Ciao e grazie per il benvenuto, il progetto H è nato nel 2015 da una collaborazione tra me e Christian. In quel periodo avevo da poco pubblicato il primo lavoro ufficiale con l’altro mio progetto Ergot ed ero appena uscito da quella che fu anche la mia prima vera esperienza in uno studio di registrazione. Era consuetudine incontrarsi per discutere di audio recording, ascoltare musica e per condividere le proprie esperienze o in altri casi, nostalgie musicali. Il nostro rapporto ebbe inizio molti anni addietro, ai tempi di MySpace, per chi se lo ricorda ancora. Trieste, dal punto di vista della musica estrema e underground, non ha molto da offrire. Fu così dunque che tra una conversazione e l’altra naque l’idea di mettersi in gioco e creare un nuovo progetto a sé stante dove poter unire le proprie idee e gusti sonori, cercando di ottenere il meglio dalle nostre possibilità.

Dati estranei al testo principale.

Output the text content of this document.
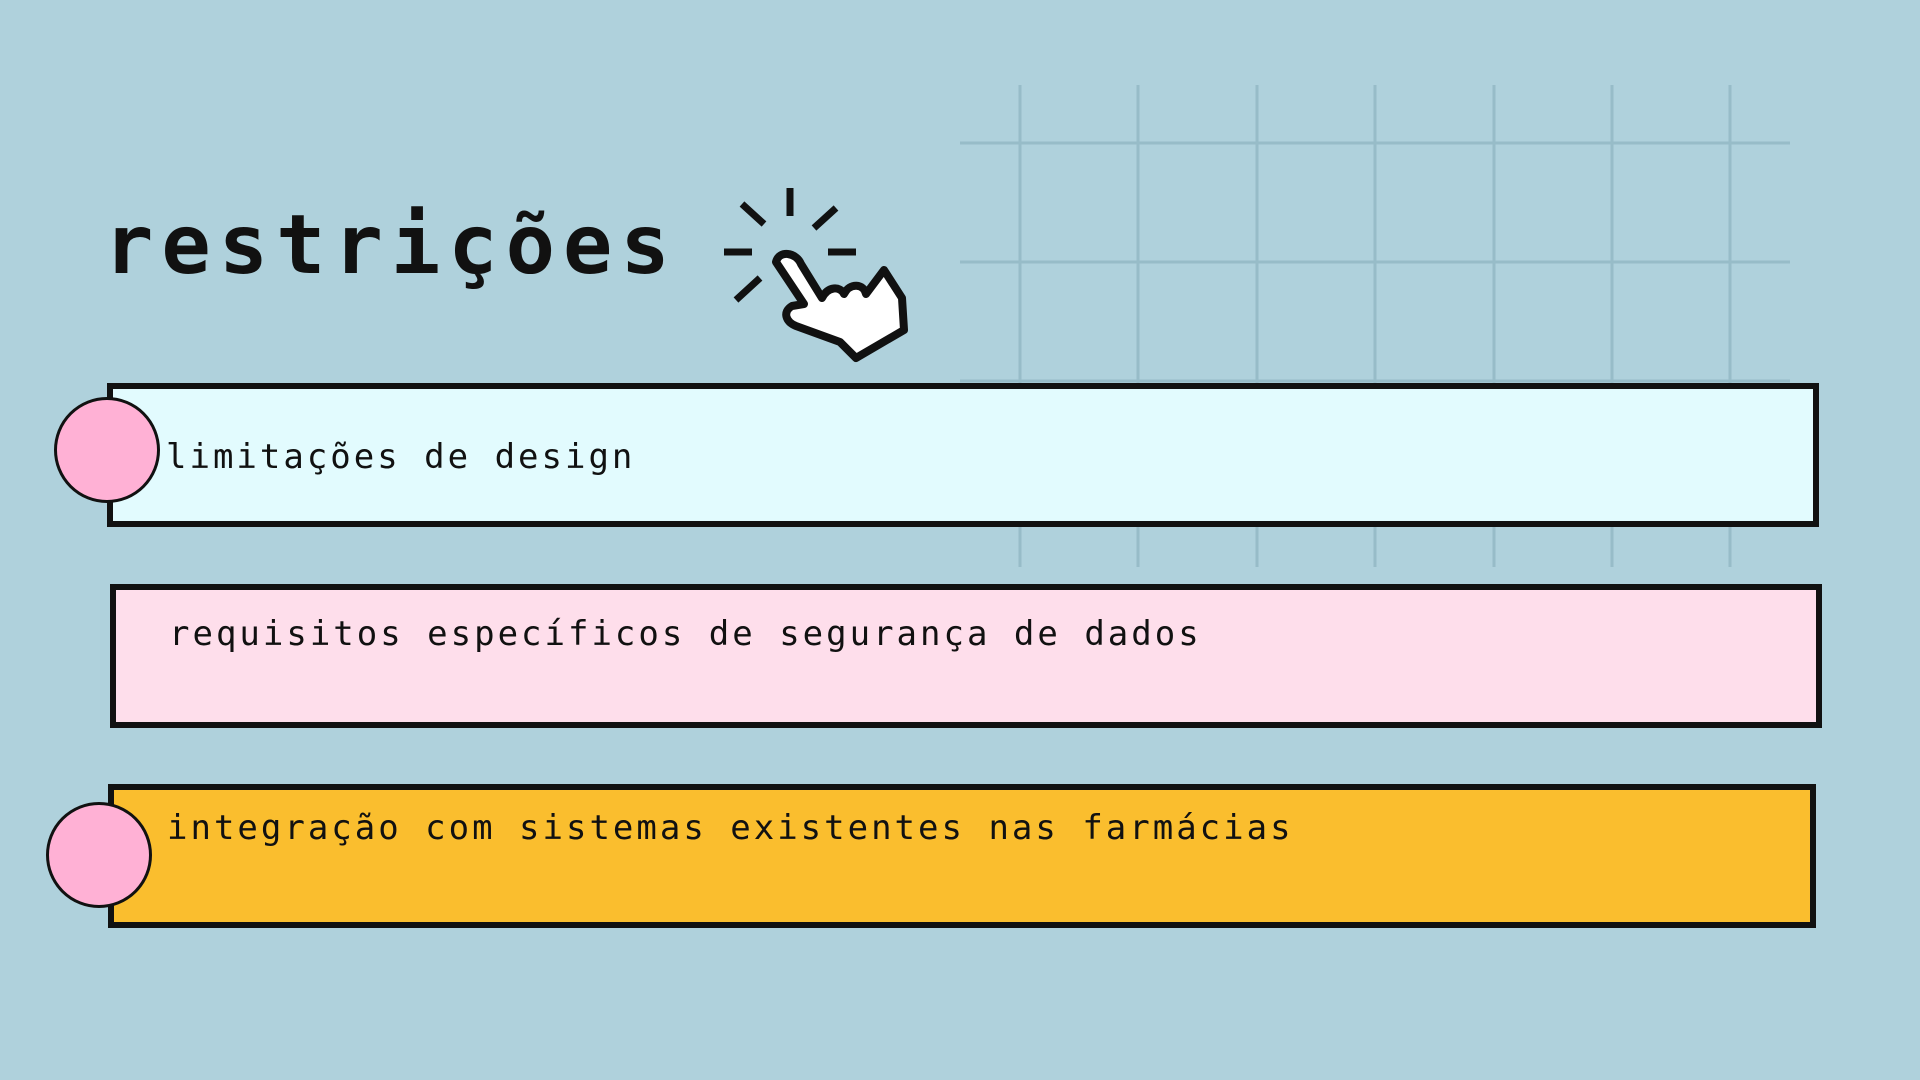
restrições
limitações de design
requisitos específicos de segurança de dados
integração com sistemas existentes nas farmácias
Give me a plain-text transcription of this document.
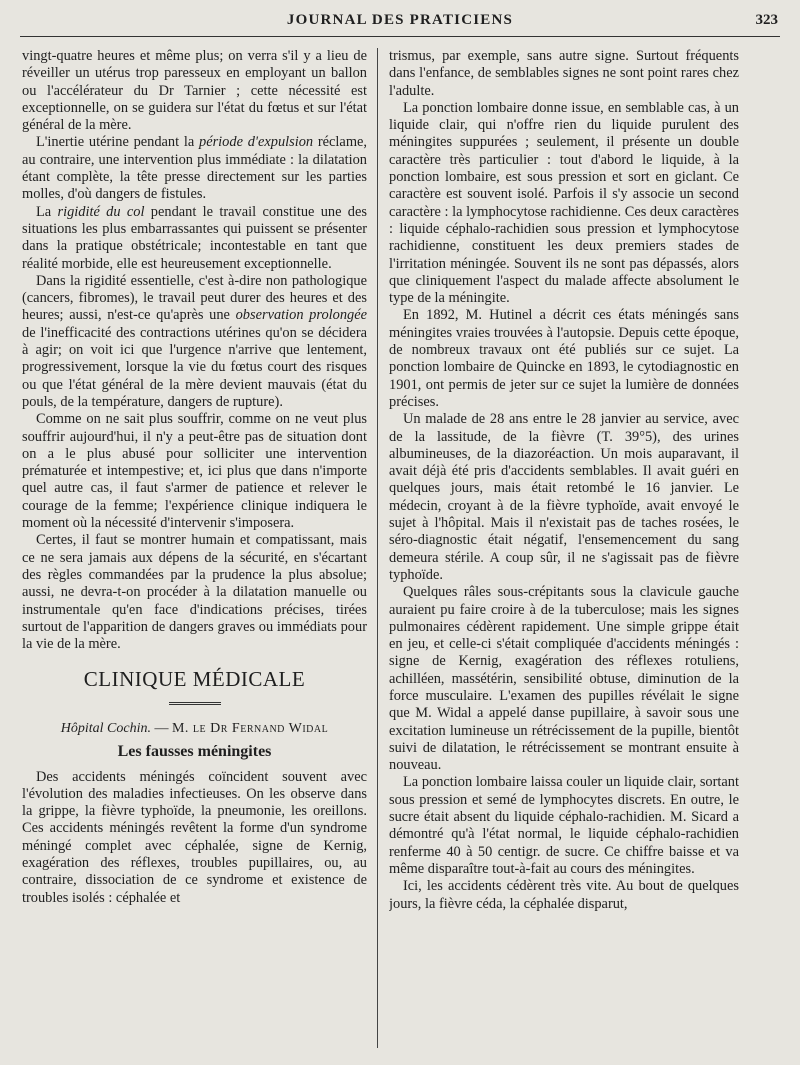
JOURNAL DES PRATICIENS	323

vingt-quatre heures et même plus; on verra s'il y a lieu de réveiller un utérus trop paresseux en employant un ballon ou l'accélérateur du Dr Tarnier ; cette nécessité est exceptionnelle, on se guidera sur l'état du fœtus et sur l'état général de la mère.

L'inertie utérine pendant la période d'expulsion réclame, au contraire, une intervention plus immédiate : la dilatation étant complète, la tête presse directement sur les parties molles, d'où dangers de fistules.

La rigidité du col pendant le travail constitue une des situations les plus embarrassantes qui puissent se présenter dans la pratique obstétricale; incontestable en tant que réalité morbide, elle est heureusement exceptionnelle.

Dans la rigidité essentielle, c'est à-dire non pathologique (cancers, fibromes), le travail peut durer des heures et des heures; aussi, n'est-ce qu'après une observation prolongée de l'inefficacité des contractions utérines qu'on se décidera à agir; on voit ici que l'urgence n'arrive que lentement, progressivement, lorsque la vie du fœtus court des risques ou que l'état général de la mère devient mauvais (état du pouls, de la température, dangers de rupture).

Comme on ne sait plus souffrir, comme on ne veut plus souffrir aujourd'hui, il n'y a peut-être pas de situation dont on a le plus abusé pour solliciter une intervention prématurée et intempestive; et, ici plus que dans n'importe quel autre cas, il faut s'armer de patience et relever le courage de la femme; l'expérience clinique indiquera le moment où la nécessité d'intervenir s'imposera.

Certes, il faut se montrer humain et compatissant, mais ce ne sera jamais aux dépens de la sécurité, en s'écartant des règles commandées par la prudence la plus absolue; aussi, ne devra-t-on procéder à la dilatation manuelle ou instrumentale qu'en face d'indications précises, tirées surtout de l'apparition de dangers graves ou immédiats pour la vie de la mère.

CLINIQUE MÉDICALE
Hôpital Cochin. — M. le Dr Fernand Widal
Les fausses méningites

Des accidents méningés coïncident souvent avec l'évolution des maladies infectieuses. On les observe dans la grippe, la fièvre typhoïde, la pneumonie, les oreillons. Ces accidents méningés revêtent la forme d'un syndrome méningé complet avec céphalée, signe de Kernig, exagération des réflexes, troubles pupillaires, ou, au contraire, dissociation de ce syndrome et existence de troubles isolés : céphalée et

trismus, par exemple, sans autre signe. Surtout fréquents dans l'enfance, de semblables signes ne sont point rares chez l'adulte.

La ponction lombaire donne issue, en semblable cas, à un liquide clair, qui n'offre rien du liquide purulent des méningites suppurées ; seulement, il présente un double caractère très particulier : tout d'abord le liquide, à la ponction lombaire, est sous pression et sort en giclant. Ce caractère est souvent isolé. Parfois il s'y associe un second caractère : la lymphocytose rachidienne. Ces deux caractères : liquide céphalo-rachidien sous pression et lymphocytose rachidienne, constituent les deux premiers stades de l'irritation méningée. Souvent ils ne sont pas dépassés, alors que cliniquement l'aspect du malade affecte absolument le type de la méningite.

En 1892, M. Hutinel a décrit ces états méningés sans méningites vraies trouvées à l'autopsie. Depuis cette époque, de nombreux travaux ont été publiés sur ce sujet. La ponction lombaire de Quincke en 1893, le cytodiagnostic en 1901, ont permis de jeter sur ce sujet la lumière de données précises.

Un malade de 28 ans entre le 28 janvier au service, avec de la lassitude, de la fièvre (T. 39°5), des urines albumineuses, de la diazoréaction. Un mois auparavant, il avait déjà été pris d'accidents semblables. Il avait guéri en quelques jours, mais était retombé le 16 janvier. Le médecin, croyant à de la fièvre typhoïde, avait envoyé le sujet à l'hôpital. Mais il n'existait pas de taches rosées, le séro-diagnostic était négatif, l'ensemencement du sang demeura stérile. A coup sûr, il ne s'agissait pas de fièvre typhoïde.

Quelques râles sous-crépitants sous la clavicule gauche auraient pu faire croire à de la tuberculose; mais les signes pulmonaires cédèrent rapidement. Une simple grippe était en jeu, et celle-ci s'était compliquée d'accidents méningés : signe de Kernig, exagération des réflexes rotuliens, achilléen, massétérin, sensibilité obtuse, diminution de la force musculaire. L'examen des pupilles révélait le signe que M. Widal a appelé danse pupillaire, à savoir sous une excitation lumineuse un rétrécissement de la pupille, bientôt suivi de dilatation, le rétrécissement se montrant ensuite à nouveau.

La ponction lombaire laissa couler un liquide clair, sortant sous pression et semé de lymphocytes discrets. En outre, le sucre était absent du liquide céphalo-rachidien. M. Sicard a démontré qu'à l'état normal, le liquide céphalo-rachidien renferme 40 à 50 centigr. de sucre. Ce chiffre baisse et va même disparaître tout-à-fait au cours des méningites.

Ici, les accidents cédèrent très vite. Au bout de quelques jours, la fièvre céda, la céphalée disparut,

Siete un duo, anche se in studio vi siete avvalsi di altri artisti. Come mai avete deciso di mantenere questa formazione ristretta e non avete coinvolto in modo stabile gli altri musicisti?
Purtroppo trovare in zona altri collaboratori con idee e gusti musicali simili non era così semplice, questo il motivo per cui non abbiamo perso tempo nel preparare la stesura dell’intero disco autonomamente. Affrontando il lavoro step by step, appena nel momento in cui la demo era pronta e la composizione in generale ci soddisfaceva abbiamo iniziato a pensare a come sviluppare il lavoro restante. Un po’ per caso e un po’ per fortuna, ci è capitato di entrare in contatto con Riccardo Bonanno, batterista autonomo triestino di stampo thrash metal con svariate esperienze alle spalle. Sebbene la demo che gli proponemmo di ascoltare non fosse propriamente affine al suo genere di appartenenza, trovò comunque il nostro lavoro interessante e stimolante. Entusiasti e di comune accordo decidemmo quindi di affidare a lui la parte riguardante le percussioni. Per quanto riguarda il basso invece, Guido Lucchese, militante nei primi Antrum, gruppo locale black metal di fine millennio, si rivelò un ottimo connubio da aggiungere al puzzle.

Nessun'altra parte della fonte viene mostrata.